И, пока Павлин возился с папкой, озябшими пальцами развязывая бечеву, Рудольф, оборотясь лицом в угол, поколдовал над чем-то, позвенел стаканчиком, побулькал – и сразу запахло аптекой.
– Вам что, нездоровится? – участливо, спросил Павлюша.
– Сердце, сердце… – пробормотал Лебрен. – Сердце, мой маленький Эдди… Пардон, пардон! – спохватившись, весело засмеялся. – Проклятая привычка… Ну, показывай, показывай…
Он заметно повеселел после лекарства, шустро засновал по комнате, а когда Павлин открыл свою папку, так же шустро принялся перекидывать картинки, почти не задерживаясь ни на одной, и что-то напевал, насвистывал, приговаривал: «Так-так… очень мило… Недурно, недурно!
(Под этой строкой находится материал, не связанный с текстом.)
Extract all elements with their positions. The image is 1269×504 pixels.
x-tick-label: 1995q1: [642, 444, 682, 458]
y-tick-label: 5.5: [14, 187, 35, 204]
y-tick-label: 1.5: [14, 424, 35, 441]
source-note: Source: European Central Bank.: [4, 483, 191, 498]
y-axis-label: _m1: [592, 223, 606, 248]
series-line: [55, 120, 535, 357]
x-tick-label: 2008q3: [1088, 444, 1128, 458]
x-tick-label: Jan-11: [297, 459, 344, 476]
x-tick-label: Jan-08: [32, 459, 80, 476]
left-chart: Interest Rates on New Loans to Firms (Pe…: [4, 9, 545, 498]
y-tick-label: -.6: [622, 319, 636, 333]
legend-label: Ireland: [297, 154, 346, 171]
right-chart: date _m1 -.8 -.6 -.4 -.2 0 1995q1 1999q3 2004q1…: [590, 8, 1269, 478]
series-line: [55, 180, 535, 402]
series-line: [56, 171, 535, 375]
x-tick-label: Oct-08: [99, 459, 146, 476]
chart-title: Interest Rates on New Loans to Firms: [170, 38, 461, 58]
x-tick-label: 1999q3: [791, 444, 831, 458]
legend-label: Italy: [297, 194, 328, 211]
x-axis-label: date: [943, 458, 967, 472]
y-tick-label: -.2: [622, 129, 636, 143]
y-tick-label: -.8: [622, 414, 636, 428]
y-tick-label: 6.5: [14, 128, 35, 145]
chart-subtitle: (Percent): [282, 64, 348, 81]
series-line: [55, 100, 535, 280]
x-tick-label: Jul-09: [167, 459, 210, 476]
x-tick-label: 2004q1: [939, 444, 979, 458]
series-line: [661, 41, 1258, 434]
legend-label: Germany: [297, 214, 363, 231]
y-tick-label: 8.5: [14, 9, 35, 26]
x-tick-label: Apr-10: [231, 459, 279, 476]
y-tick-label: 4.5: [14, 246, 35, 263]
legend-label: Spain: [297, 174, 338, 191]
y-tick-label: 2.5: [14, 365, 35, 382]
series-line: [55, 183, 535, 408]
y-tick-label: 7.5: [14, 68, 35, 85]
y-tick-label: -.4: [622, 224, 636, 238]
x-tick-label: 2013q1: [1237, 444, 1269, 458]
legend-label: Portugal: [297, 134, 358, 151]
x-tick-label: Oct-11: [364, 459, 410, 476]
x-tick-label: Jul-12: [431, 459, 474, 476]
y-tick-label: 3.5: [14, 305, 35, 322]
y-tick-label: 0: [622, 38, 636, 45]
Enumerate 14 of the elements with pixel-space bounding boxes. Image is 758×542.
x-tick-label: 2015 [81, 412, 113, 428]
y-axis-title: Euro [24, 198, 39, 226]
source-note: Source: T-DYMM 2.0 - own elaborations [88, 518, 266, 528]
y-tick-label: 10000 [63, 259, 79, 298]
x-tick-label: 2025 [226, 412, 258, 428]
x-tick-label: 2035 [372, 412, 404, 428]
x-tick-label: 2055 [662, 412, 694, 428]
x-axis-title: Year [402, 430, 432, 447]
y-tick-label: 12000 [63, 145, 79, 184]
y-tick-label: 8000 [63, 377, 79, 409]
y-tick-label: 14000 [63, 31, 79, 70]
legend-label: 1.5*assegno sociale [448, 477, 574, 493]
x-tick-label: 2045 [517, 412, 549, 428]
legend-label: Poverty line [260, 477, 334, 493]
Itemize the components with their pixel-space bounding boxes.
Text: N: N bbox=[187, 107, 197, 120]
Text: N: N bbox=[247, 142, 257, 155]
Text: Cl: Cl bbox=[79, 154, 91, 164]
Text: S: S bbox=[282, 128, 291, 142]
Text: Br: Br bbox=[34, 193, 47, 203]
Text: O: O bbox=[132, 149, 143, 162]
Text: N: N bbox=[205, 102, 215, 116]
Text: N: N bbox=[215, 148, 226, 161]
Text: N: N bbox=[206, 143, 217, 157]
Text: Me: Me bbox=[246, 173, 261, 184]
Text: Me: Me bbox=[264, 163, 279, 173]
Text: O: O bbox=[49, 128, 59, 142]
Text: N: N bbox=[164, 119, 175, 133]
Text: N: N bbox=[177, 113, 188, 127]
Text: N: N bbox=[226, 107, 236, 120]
Да ты талант, мейн либер… Талант! Прелестная старушка! И этот мостик… Браво, браво, мой мальчик!»
Время от времени отбегал в уголок и там колдовал снова, звенел стаканчиком, и снова оттуда тянуло аптекой, и новая волна веселости накатывала на него. Но все бессвязнее, все страннее становились его замечания, и вдруг, ни с того ни с сего, вспыхнул непонятным раздражением и стал визгливо кричать, что все это – нет, не искусство, а подделка, жалкая попытка скопировать жизнь. И уж, конечно, не в этих дотошно написанных старушках и прямо-таки левитановских мостиках настоящее, а в том неведомом, незнаемом, что таят в своей природе круг, угол, квадрат…
– Вот, мой маленький Джонни… Вот! Вот! – чуть ли не с пеной возле рта кричал Лебрен, извлекая из недр полосатого чуда какие-то листы картона и кидая их на пол. – Вот настоящее! Вот сегодня и завтра искусства!